Sortie du nucléaire: entre chiffres et choix politique

Après le rapport du Conseil supérieur de la santé, c’était au tour d’Elia de remettre le résultat des enchères du mécanisme de rémunération de la capacité (CRM). Il s’agit du mécanisme qui vise à subventionner les capacités énergétiques qui devront compenser la sortie du nucléaire.

Pourquoi est-ce important ?

On sait désormais par qui et pour quelle capacité sera compensée la fermeture des 7 réacteurs nuclaire à l'horizon 2025. Du moins en partie: cette première enchère qui sera suivie d'une autre en 2024 a permis de couvrir 66% des 7,3 GW nécessaires. Le souci, c'est que le gouvernement ne pourra pas attendre cette date pour décider. Le choix de sortir du nucléaire reste éminemment politique.

En chiffres

  • 40 projets ont été sélectionnés pour un total de 4,5 GW et un prix moyen de 31.672 euros par MW.
  • Parmi ces projets, deux nouvelles centrales à gaz toutes deux proposées par Engie. L’une sera située – si tout va bien – en Flandre à Vilvorde (796 MW), l’autre en Wallonie à Awirs (805 MW).
  • Les autres projets concernent principalement des unités de production existantes (56%), de la gestion de la demande (7%) et des batteries (1%).
  • Sur les 7,3 GW nécessaires, 4,5 ont donc été attribués.

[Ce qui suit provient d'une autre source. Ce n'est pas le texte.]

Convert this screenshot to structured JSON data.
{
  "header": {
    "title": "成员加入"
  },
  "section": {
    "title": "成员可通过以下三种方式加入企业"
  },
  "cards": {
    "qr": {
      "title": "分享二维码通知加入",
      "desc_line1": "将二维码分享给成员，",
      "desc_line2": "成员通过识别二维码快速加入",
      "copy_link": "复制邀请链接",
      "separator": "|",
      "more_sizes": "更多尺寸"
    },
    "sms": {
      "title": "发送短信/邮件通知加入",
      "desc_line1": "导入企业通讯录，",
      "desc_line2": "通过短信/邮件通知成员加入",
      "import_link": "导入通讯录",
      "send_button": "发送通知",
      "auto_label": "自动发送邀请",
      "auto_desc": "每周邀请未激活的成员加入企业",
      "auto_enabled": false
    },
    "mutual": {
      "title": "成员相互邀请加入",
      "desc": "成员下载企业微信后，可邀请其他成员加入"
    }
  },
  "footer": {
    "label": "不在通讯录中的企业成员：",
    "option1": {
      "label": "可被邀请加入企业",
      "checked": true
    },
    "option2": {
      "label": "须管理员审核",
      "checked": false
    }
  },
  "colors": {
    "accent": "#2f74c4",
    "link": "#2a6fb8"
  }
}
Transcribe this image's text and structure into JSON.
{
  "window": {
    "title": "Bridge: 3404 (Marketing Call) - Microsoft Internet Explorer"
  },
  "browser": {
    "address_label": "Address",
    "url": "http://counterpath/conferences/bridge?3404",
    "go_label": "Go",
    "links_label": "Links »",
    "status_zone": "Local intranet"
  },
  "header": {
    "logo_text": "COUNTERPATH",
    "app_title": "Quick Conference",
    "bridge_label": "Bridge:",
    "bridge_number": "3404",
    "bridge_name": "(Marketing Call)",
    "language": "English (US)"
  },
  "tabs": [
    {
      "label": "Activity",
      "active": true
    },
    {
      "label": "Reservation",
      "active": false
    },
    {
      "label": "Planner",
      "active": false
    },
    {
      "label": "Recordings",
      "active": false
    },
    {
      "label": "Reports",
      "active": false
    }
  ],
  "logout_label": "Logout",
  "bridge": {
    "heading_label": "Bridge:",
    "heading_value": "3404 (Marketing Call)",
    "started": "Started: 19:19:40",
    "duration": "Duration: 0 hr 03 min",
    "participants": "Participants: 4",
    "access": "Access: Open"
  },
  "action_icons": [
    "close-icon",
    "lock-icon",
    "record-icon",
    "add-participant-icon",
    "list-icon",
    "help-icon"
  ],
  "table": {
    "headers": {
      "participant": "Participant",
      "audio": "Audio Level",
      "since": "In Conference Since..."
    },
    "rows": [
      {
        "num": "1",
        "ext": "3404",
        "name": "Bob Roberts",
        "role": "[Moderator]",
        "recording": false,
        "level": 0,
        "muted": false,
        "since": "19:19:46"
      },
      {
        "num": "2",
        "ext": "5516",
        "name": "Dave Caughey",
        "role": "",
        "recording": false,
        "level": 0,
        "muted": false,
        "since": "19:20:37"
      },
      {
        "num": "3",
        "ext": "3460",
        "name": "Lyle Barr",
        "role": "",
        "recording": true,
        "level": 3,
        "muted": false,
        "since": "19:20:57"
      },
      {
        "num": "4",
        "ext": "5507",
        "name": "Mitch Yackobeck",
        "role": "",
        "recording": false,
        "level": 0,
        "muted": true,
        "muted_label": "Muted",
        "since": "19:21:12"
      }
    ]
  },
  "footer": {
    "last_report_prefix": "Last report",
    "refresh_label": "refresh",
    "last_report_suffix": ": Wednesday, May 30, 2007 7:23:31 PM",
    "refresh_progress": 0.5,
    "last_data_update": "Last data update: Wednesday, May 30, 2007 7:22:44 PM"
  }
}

Ce qui veut dire qu’il reste 2,8 GW à définir via la deuxième enchère en 2024 où seront sélectionnés de nouveaux projets, des projets mieux aboutis ou encore des capacités étrangères provenant principalement des pays voisins. Elia n’en manque pas de ses propres dires.
  • Si un permis de bâtir venait à manquer par exemple pour la centrale à gaz de Vilvorde qui rencontre une opposition de la N-VA, Elia assure avoir des solutions de rechange.
  • Le critère de la rentabilité est celui qui a primé. Les résultats de la première enchère coûteront aux pouvoirs publics la somme de 141 millions d’euros. Il faudra attendre la 2e enchère pour connaitre le total des subventions évaluées autour des 250 millions d’euros, selon les dernières estimations.

Politique

  • La prochaine échéance sur le calendrier de la sortie du nucléaire sera le rapport complet d’Elia qui sera proposé au gouvernement d’ici peu. Celui-ci devra évaluer deux paramètres: la sécurité de l’approvisionnement et le coût d’une sortie du nucléaire. Au niveau du prix, une récente étude de l’UGent, très vite critiquée par les pro-nucléaires, estimait le coût supplémentaire comme minime. Quant à la sécurité d’approvisionnement, les Verts sont confiants : « Les premiers résultats présentés par Elia montrent clairement que nous pouvons garantir l’approvisionnement en énergie pour toutes et tous. Tous les éléments sont sur la table pour la poursuite de la mise en œuvre de l’accord de coalition », expliquent-ils par communiqué.
  • Pour l’heure, de l’aveu même de son président Georges-Louis Bouchez, le MR est isolé. Mais le parti libéral compte bien mettre un maximum de pression pour prolonger deux des sept réacteurs. Même si c’est parfois fait maladroitement par l’ancienne ministre de l’Énergie, Marie-Christine Marghem (MR), qui se déchaine sur les réseaux sociaux ces derniers jours. Mais pour le président libéral, qui l’explique dans l’Echo, le fait que l’on ne connaitra le résultat final des enchères qu’en 2024 pose justement problème car il sera alors trop tard. Et puis, il y a ces centrales à gaz qui peuvent toujours faire l’objet d’obstacles (permis de bâtir et recours). Prolonger deux réacteurs faciliterait les choses et rendrait caduques ces deux centrales, estime le libéral.
  • Idéologie contre pragmatisme, écologistes et libéraux s’opposent sur la construction de centrales à gaz qui augmentera de manière empirique, au moins temporairement, les émissions de CO2 belges. Mais les Verts ne veulent plus reporter une sortie du nucléaire décidée en 2003 déjà, de sorte que le politique porte toute son attention future au renouvelable.
  • Le MR a encore l’espoir de rallier une majorité pour éviter la sortie du nucléaire, même si cela doit se faire avec le principal parti d’opposition: la N-VA. Il faut dire que tant l’Open VLD du Premier ministre que le PS, premier parti de la coalition, sont particulièrement discrets ces derniers jours. Selon GLB, le prix pourrait faire pencher la balance en sa faveur.
  • Le gouvernement ne pourra pas attendre 2024 pour trancher. C’est pourquoi il doit décider sur base de ce rapport-ci avant la fin du mois de novembre. L’horloge tourne.